A framework implementer or lead also needs to be identified to be responsible for applying the collaborative analytic decision-making process. Ideally, the lead would be a new system-level entity or a formal consortium of existing agencies, the report says. The lead would provide a central focus for congressional mandates and appropriations, ensure collaboration across agency and jurisdictional boundaries, and maintain continuous engagement by all interested parties.

It is likely that the first attempt to apply the decision framework will be related to decisions regarding management of water levels in Spirit Lake. As decision participants consider long-term management of the lake, they need to consider a broad set of alternatives, the report says. Options to consider could include, for example, constructing a dry spillway as a backup outlet, or installing a second modern drainage tunnel that would provide redundancy and flexibility.

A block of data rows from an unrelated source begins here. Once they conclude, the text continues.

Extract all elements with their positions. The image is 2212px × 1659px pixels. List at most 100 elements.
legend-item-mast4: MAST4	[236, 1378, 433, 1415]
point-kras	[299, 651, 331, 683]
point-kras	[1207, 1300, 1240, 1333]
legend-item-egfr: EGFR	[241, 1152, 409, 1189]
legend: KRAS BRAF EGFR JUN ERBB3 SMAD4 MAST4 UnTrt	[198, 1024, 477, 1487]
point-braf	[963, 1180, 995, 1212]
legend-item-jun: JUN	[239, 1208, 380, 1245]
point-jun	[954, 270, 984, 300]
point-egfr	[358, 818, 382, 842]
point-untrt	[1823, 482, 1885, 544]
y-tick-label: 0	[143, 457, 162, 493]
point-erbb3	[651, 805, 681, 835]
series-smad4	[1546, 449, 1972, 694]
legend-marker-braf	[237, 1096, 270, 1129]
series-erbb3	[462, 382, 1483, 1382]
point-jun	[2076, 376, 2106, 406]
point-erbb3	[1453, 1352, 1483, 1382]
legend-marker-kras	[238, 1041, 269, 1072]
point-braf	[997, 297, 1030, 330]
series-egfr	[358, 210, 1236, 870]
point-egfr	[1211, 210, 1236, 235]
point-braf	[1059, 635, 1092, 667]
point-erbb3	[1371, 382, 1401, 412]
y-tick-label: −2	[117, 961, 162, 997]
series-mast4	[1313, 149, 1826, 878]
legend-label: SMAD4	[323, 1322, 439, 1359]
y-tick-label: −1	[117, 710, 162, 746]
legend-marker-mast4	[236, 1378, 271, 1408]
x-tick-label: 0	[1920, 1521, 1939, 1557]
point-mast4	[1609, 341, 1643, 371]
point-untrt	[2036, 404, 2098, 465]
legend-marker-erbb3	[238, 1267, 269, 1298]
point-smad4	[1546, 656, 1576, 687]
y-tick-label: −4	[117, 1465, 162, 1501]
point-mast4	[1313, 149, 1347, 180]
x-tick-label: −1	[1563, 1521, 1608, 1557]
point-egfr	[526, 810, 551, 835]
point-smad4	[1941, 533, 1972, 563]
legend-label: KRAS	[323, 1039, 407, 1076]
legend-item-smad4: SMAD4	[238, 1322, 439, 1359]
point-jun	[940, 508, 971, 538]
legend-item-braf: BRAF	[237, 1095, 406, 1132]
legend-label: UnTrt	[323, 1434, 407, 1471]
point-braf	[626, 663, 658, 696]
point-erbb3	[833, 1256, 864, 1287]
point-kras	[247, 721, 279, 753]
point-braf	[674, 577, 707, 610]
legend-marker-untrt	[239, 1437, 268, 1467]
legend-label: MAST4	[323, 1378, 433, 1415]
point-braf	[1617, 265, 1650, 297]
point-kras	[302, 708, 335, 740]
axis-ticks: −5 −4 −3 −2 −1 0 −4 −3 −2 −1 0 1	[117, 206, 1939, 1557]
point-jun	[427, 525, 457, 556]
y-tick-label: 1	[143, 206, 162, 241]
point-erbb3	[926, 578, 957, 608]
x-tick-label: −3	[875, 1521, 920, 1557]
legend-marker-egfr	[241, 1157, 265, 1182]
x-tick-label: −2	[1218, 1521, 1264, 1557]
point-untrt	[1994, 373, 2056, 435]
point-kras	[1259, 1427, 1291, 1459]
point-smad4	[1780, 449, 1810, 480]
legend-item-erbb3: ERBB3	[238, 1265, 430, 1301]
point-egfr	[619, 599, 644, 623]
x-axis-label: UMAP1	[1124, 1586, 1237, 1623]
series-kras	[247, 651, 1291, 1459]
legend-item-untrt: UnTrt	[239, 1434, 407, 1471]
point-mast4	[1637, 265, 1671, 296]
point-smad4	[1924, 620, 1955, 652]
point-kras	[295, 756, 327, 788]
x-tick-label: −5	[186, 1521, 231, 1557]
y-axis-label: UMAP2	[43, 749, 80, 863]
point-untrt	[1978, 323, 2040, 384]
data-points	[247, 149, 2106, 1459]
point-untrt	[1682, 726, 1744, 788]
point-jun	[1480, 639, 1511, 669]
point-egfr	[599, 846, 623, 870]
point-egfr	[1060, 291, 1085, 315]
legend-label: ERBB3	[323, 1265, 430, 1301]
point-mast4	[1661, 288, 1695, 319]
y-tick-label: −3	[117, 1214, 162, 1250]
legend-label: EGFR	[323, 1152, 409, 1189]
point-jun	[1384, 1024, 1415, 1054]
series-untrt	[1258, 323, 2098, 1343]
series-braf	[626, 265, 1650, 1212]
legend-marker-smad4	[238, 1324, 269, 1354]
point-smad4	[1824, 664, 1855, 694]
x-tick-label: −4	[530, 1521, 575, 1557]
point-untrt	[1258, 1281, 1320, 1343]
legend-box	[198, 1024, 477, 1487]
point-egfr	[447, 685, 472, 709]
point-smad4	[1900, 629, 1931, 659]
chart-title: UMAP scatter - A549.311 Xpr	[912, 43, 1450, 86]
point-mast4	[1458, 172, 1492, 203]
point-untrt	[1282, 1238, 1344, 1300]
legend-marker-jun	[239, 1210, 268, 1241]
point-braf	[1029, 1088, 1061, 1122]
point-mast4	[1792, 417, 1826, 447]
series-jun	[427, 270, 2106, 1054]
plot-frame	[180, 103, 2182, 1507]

The viability of these and other options is best quantified through an analytic deliberative process as outlined in the report.

Implementing the framework's steps and establishing a common understanding of the lake and river system depends on widely shared, reliable data and analysis, the report says. Monitoring capabilities and data collection need to be updated, and analytic capabilities need to be re-evaluated. Decisions need to be informed by a current characterization of the debris blockage damming the lake, current meteorological trends, a quantification of risks posed by volcanic activity on Spirit Lake water levels, and site-specific quantitative seismic analysis conducted at the debris blockage and the sediment retention structure.

Operational risks - those related to operating engineered structures in the river and lake system - should be explicitly considered when evaluating alternatives for management, the report adds; such risks do not appear to have been systematically considered so far. Examples of operational risk scenarios include rapid lake level rise when the tunnel is closed for repair, and the failure of engineered structures such as the sediment retention structure and levees.

In early 2018, members of the study committee will hold a public briefing in southwest Washington to discuss their findings and recommendations.